Sampler, German (nineteenth century) There are more here, incredibly beautiful items.  The V&A in London has a good collection of them too

Sweater, American (1895) I could see something like this working today, a very dramatic silhouette

There is vastly more to look through, so much detail of the history of knitting

Sunday, 18 May 2014

Actual Knitting Content

Now we have not had much actual knitting content in a while have we?  Most neglectful on what was originally supposed to be a knitting blog.  So, on the needles, Dad's jumper very much on the back-burner, more to the forefront is a cute 1950s cardigan from a pattern I bought in a charity shop.  I am extremely pleased with this purchase, not least because it contains the pattern for the matinee jacket with hearts and embroidery featured on last year's BBC 4 programme Fabric of Britain.


The cardigan I am making is called Rogue in Raglan, a name I suspect inspired by the wonderful expression on the little model's face in the photograph.  My alteration to this neat little textured cardigan has been to lengthen the cardigan by a good few inches to make it a full length cardigan, although as it is it would make a lovely cardigan to go over a girls' empire line dress.  The pattern is fun to knit, now I have got the hang of how it works, creating a very stretchy variation on rib; it would work well on socks, something I may have to consider in the future.  I am using the delightfully soft Patons Fairytale Dreamtime 4ply, in a discontinued colour I got for £1 a ball at Black Sheep Wools ages ago, I do love a good bargain.  For authenticity and practise in making up I am making it in pieces, even though a raglan cardigan is so easy to do top down.  May Elizabeth Zimmermann forgive me!
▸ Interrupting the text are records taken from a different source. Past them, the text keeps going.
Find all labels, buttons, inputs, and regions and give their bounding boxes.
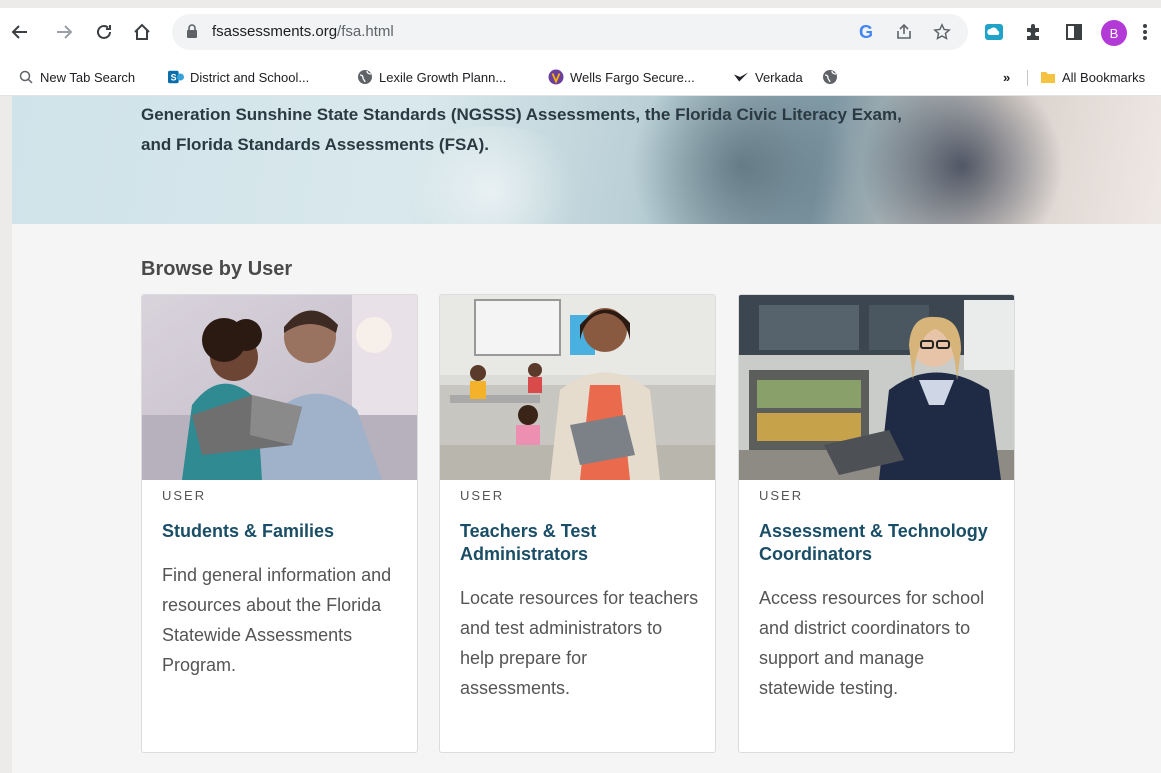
card-kicker: USER (460, 488, 505, 503)
svg-text:S: S (171, 73, 177, 83)
google-icon[interactable]: G (856, 22, 876, 42)
star-icon[interactable] (932, 22, 952, 42)
bookmark-wells-fargo[interactable]: Wells Fargo Secure... (548, 68, 695, 86)
bookmarks-divider (1027, 70, 1028, 86)
card-photo-coordinator (739, 295, 1014, 480)
side-panel-icon[interactable] (1062, 20, 1086, 44)
bookmark-globe[interactable] (822, 68, 844, 86)
card-coordinators[interactable]: USER Assessment & Technology Coordinator… (738, 294, 1015, 753)
share-icon[interactable] (894, 22, 914, 42)
more-bookmarks-label: » (1003, 69, 1011, 85)
lock-icon (187, 24, 197, 38)
folder-icon (1040, 69, 1056, 85)
bookmark-label: Lexile Growth Plann... (379, 69, 507, 85)
sharepoint-icon: S (168, 69, 184, 85)
browser-window: fsassessments.org/fsa.html G B New Tab S… (0, 0, 1161, 773)
home-icon[interactable] (130, 20, 154, 44)
section-title: Browse by User (141, 258, 293, 280)
more-vertical-icon[interactable] (1137, 20, 1153, 44)
page-viewport: Generation Sunshine State Standards (NGS… (12, 96, 1161, 773)
card-description: Locate resources for teachers and test a… (460, 588, 699, 698)
extension-cloud-icon[interactable] (982, 20, 1006, 44)
bookmark-label: New Tab Search (40, 69, 136, 85)
hero-text-line: Generation Sunshine State Standards (NGS… (141, 105, 902, 124)
card-photo-teacher (440, 295, 715, 480)
card-description: Access resources for school and district… (759, 588, 985, 698)
card-title-link[interactable]: Assessment & Technology Coordinators (759, 520, 999, 566)
bookmark-district-school[interactable]: S District and School... (168, 68, 309, 86)
wells-fargo-icon (548, 69, 564, 85)
avatar-letter: B (1109, 25, 1119, 41)
bookmark-lexile[interactable]: Lexile Growth Plann... (357, 68, 506, 86)
search-icon (18, 69, 34, 85)
globe-icon (357, 69, 373, 85)
forward-arrow-icon[interactable] (52, 20, 76, 44)
hero-text-line: and Florida Standards Assessments (FSA). (141, 135, 489, 154)
bookmark-verkada[interactable]: Verkada (733, 68, 803, 86)
all-bookmarks-label: All Bookmarks (1062, 69, 1146, 85)
hero-banner: Generation Sunshine State Standards (NGS… (12, 96, 1161, 224)
card-teachers-administrators[interactable]: USER Teachers & Test Administrators Loca… (439, 294, 716, 753)
bookmark-new-tab-search[interactable]: New Tab Search (18, 68, 135, 86)
card-kicker: USER (759, 488, 804, 503)
card-title-link[interactable]: Students & Families (162, 520, 402, 543)
bookmark-label: Verkada (755, 69, 803, 85)
back-arrow-icon[interactable] (8, 20, 32, 44)
card-students-families[interactable]: USER Students & Families Find general in… (141, 294, 418, 753)
hero-text: Generation Sunshine State Standards (NGS… (141, 100, 1021, 160)
url-text[interactable]: fsassessments.org/fsa.html (212, 23, 394, 40)
verkada-icon (733, 69, 749, 85)
reload-icon[interactable] (92, 20, 116, 44)
all-bookmarks-folder[interactable]: All Bookmarks (1040, 68, 1145, 86)
card-kicker: USER (162, 488, 207, 503)
globe-icon (822, 69, 838, 85)
bookmark-label: Wells Fargo Secure... (570, 69, 695, 85)
url-host: fsassessments.org (212, 23, 338, 40)
card-description: Find general information and resources a… (162, 565, 392, 675)
card-photo-family (142, 295, 417, 480)
url-path: /fsa.html (337, 23, 394, 40)
browser-toolbar: fsassessments.org/fsa.html G B (0, 8, 1161, 58)
more-bookmarks-button[interactable]: » (1003, 68, 1010, 86)
extensions-puzzle-icon[interactable] (1021, 20, 1045, 44)
bookmarks-bar: New Tab Search S District and School... … (0, 58, 1161, 96)
bookmark-label: District and School... (190, 69, 310, 85)
address-bar[interactable]: fsassessments.org/fsa.html G (172, 14, 968, 50)
card-title-link[interactable]: Teachers & Test Administrators (460, 520, 700, 566)
profile-avatar[interactable]: B (1101, 20, 1127, 46)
As the summer is upon us I have resurrected the double v cardigan I put away last year after it went wrong one too many times at a point in the year when I was never going to have it ready for that summer.  Mercifully I managed to sort out the problems I was having, despite initial confusion over whether the piece on the needles was a front or a sleeve and I am powering on nicely with it.  Part of a front and one sleeve left to go, then making up and hopefully I will have a new summer cardigan.  The yarn is Nikkim by Vinni's Colours from South Africa, bought at Purlescence, the colours are gorgeous, although it is hard on the hands being 100% cotton.


If I get my act together and sew on some buttons there may soon be a Baby Surprise Jacket and attendant bonnet and bootees to show off soon.

Thursday, 15 May 2014

On the difficulties of photographing bees

The ceanothus in our garden is in full bloom and the bees are in paradise, you can hear them buzzing as they nimbly work from flower to flower.  Looking closer you can see that their pollen baskets are bright yellow and full, so full sometimes that I wonder how they can still fly.  But while the bees are great fun to watch, they are most difficult to photograph, being small and fast moving.  My camera is good, but not state of the art, so it struggles to focus fast enough and accurately enough.

Despite being a failure at its main aim, I rather like this photograph as it shows the problem, the bee appears as a sunlit blur in the centre of the picture, while the camera has focussed on the flowers.


These are probably my best pictures of the lot.  I think I shall have to send my sister out there with her big camera while I read up in the manual of my camera to see if there is anything I can change in the settings to make photographing these amazing creatures easier.


Then my next challenge will be learning to identify the different varieties, I find that a real struggle.